Wimpy Bar in the UK in the 1970s. Photo by Alamy
I used to run into former lunch-counter customers of mine around the university and ask them where they ate. They said they cooked for themselves or ate at communal events run by the Jewish chaplaincy or the rabbis. At those events, they were expected to listen to something, to profess a belief, to buy something, if you will. After I left that job, I worked in the public library in a suburb of Leeds. There were cafés that sold coffee but would not let you bring your own kosher food, there were benches on the street where you might stop but be disturbed. I used to take my sandwich into the graveyard because it was the only open space nearby with a bench where nobody would require me to buy anything.
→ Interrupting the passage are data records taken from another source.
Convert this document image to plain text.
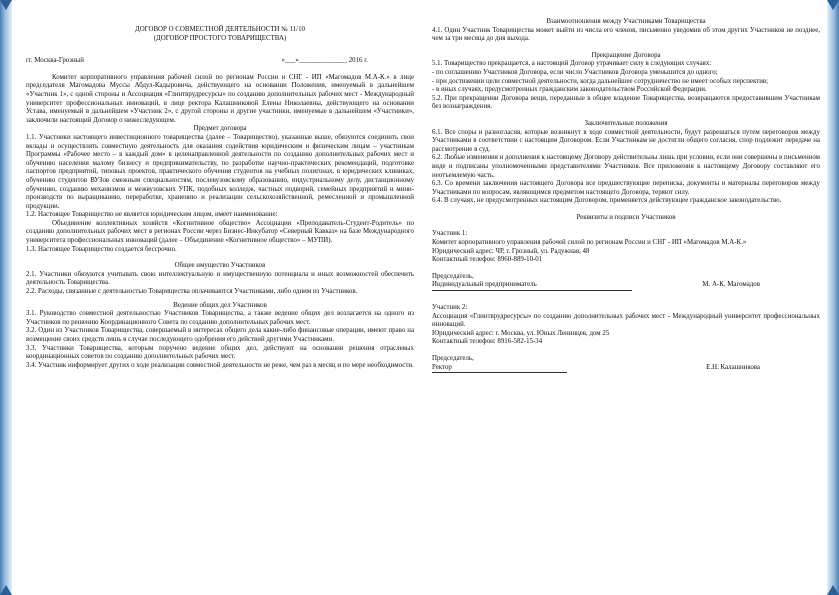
ДОГОВОР О СОВМЕСТНОЙ ДЕЯТЕЛЬНОСТИ № 11/10

(ДОГОВОР ПРОСТОГО ТОВАРИЩЕСТВА)

гг. Москва-Грозный	«___»______________ 2016 г.

Комитет корпоративного управления рабочей силой по регионам России и СНГ - ИП «Магомадов М.А-К.» в лице председателя Магомадова Муссы Абдул-Кадыровича, действующего на основании Положения, именуемый в дальнейшем «Участник 1», с одной стороны и Ассоциация «Глинтврудресурсы» по созданию дополнительных рабочих мест - Международный университет профессиональных инноваций, в лице ректора Калашниковой Елены Николаевны, действующего на основании Устава, именуемый в дальнейшем «Участник 2», с другой стороны и другие участники, именуемые в дальнейшем «Участники», заключили настоящий Договор о нижеследующем.

Предмет договора

1.1. Участники настоящего инвестиционного товарищества (далее – Товарищество), указанные выше, обязуются соединить свои вклады и осуществлять совместную деятельность для оказания содействия юридическим и физическим лицам – участникам Программы «Рабочее место – в каждый дом» в целенаправленной деятельности по созданию дополнительных рабочих мест и обучению населения малому бизнесу и предпринимательству, по разработке научно-практических рекомендаций, подготовке паспортов предприятий, типовых проектов, практического обучения студентов на учебных полигонах, в юридических клиниках, обучению студентов ВУЗов смежным специальностям, послевузовскому образованию, индустриальному делу, дистанционному обучению, созданию механизмов и межвузовских УПК, подобных колледж, частных подворий, семейных предприятий и мини-производств по выращиванию, переработке, хранению и реализации сельскохозяйственной, ремесленной и промышленной продукции.

1.2. Настоящее Товарищество не является юридическим лицом, имеет наименование:

Объединение коллективных хозяйств «Когнитивное общество» Ассоциации «Преподаватель-Студент-Родитель» по созданию дополнительных рабочих мест в регионах России через Бизнес-Инкубатор «Северный Кавказ» на базе Международного университета профессиональных инноваций (далее – Объединение «Когнитивное общество» – МУПИ).

1.3. Настоящее Товарищество создается бессрочно.

Общее имущество Участников

2.1. Участники обязуются учитывать свою интеллектуальную и имущественную потенциала и иных возможностей обеспечить деятельность Товарищества.

2.2. Расходы, связанные с деятельностью Товарищества оплачиваются Участниками, либо одним из Участников.

Ведение общих дел Участников

3.1. Руководство совместной деятельностью Участников Товарищества, а также ведение общих дел возлагается на одного из Участников по решению Координационного Совета по созданию дополнительных рабочих мест.

3.2. Один из Участников Товарищества, совершаемый в интересах общего дела какие-либо финансовые операции, имеют право на возмещение своих средств лишь в случае последующего одобрения его действий другими Участниками.

3.3. Участники Товарищества, которым поручено ведение общих дел, действуют на основании решения отраслевых координационных советов по созданию дополнительных рабочих мест.

3.4. Участник информирует других о ходе реализации совместной деятельности не реже, чем раз в месяц и по мере необходимости.

Взаимоотношения между Участниками Товарищества

4.1. Один Участник Товарищества может выйти из числа его членов, письменно уведомив об этом других Участников не позднее, чем за три месяца до дня выхода.

Прекращение Договора

5.1. Товарищество прекращается, а настоящий Договор утрачивает силу в следующих случаях:

- по соглашению Участников Договора, если число Участников Договора уменьшится до одного;

- при достижении цели совместной деятельности, когда дальнейшее сотрудничество не имеет особых перспектив;

- в иных случаях, предусмотренных гражданским законодательством Российской Федерации.

5.2. При прекращении Договора вещи, переданные в общее владение Товарищества, возвращаются предоставившим Участникам без вознаграждения.

Заключительные положения

6.1. Все споры и разногласия, которые возникнут в ходе совместной деятельности, будут разрешаться путем переговоров между Участниками в соответствии с настоящим Договором. Если Участникам не достигли общего согласия, спор подлежит передаче на рассмотрение в суд.

6.2. Любые изменения и дополнения к настоящему Договору действительны лишь при условии, если они совершены в письменном виде и подписаны уполномоченными представителями Участников. Все приложения к настоящему Договору составляют его неотъемлемую часть.

6.3. Со времени заключения настоящего Договора все предшествующие переписка, документы и материалы переговоров между Участниками по вопросам, являющимся предметом настоящего Договора, теряют силу.

6.4. В случаях, не предусмотренных настоящим Договором, применяется действующее гражданское законодательство.

Реквизиты и подписи Участников

Участник 1:

Комитет корпоративного управления рабочей силой по регионам России и СНГ - ИП «Магомадов М.А-К.»

Юридический адрес: ЧР, г. Грозный, ул. Радужная, 48

Контактный телефон: 8960-889-10-01

Председатель,

Индивидуальный предприниматель	М. А-К. Магомадов

Участник 2:

Ассоциация «Глинтврудресурсы» по созданию дополнительных рабочих мест - Международный университет профессиональных инноваций.

Юридический адрес: г. Москва, ул. Юных Ленинцев, дом 25

Контактный телефон: 8916-582-15-34

Председатель,

Ректор	Е.Н. Калашникова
What Wimpy and these tiny kosher businesses offered is not food or even care but space
Since that lunch counter closed, the only kosher establishment you can eat at daily in Leeds is a bakery on the grounds of one of the synagogues. What’s different about it is not the food, or even the kosher ingredients, but the attitude to space. The place itself allows maybe 10 people to sit comfortably inside but it’s the picnic tables outside on the paving stones leading to the gate that I’m talking about. The bakery began with two tables under an awning for the eight days of the year that observant Jews cannot eat bread indoors but have to sit in ‘booths’ to commemorate the Exodus from Egypt. Then the festival was over and the ‘booth’ got put away until next year, but the picnic tables stayed. Then the bakery added more.
The tables are there so you stay and talk. It’s possible you’ll go back and get more coffee, but nobody comes to ask you if you want anything else. The tables serve a social role in the community, one of the few places in Leeds where two older Jewish ladies can sit at a table over kosher food and compare notes about their grandchildren. What I learned cooking at the lunch counter was that what Wimpy and these tiny kosher businesses offered is not food or even care but space. I was, for a time, providing a space where people could feel cared for.
When my son comes out of his jiu-jitsu classes and eats his snack, he does it standing at a bus stop. I try to talk to him about his class but he does not want to talk at the bus stop. You have to sit down somewhere, a place between your home and where you do what you do, to really hear yourself. What I needed after going flying at the judo club was a space where I would not be hurried, nor cajoled into buying anything more, just a place to come to myself again. I do not know that those old ladies at the picnic tables go flying on judo mats, but life throws everybody a curve on a regular basis. If you don’t have that place to go to – how will you think about anything you want aside from the next bite?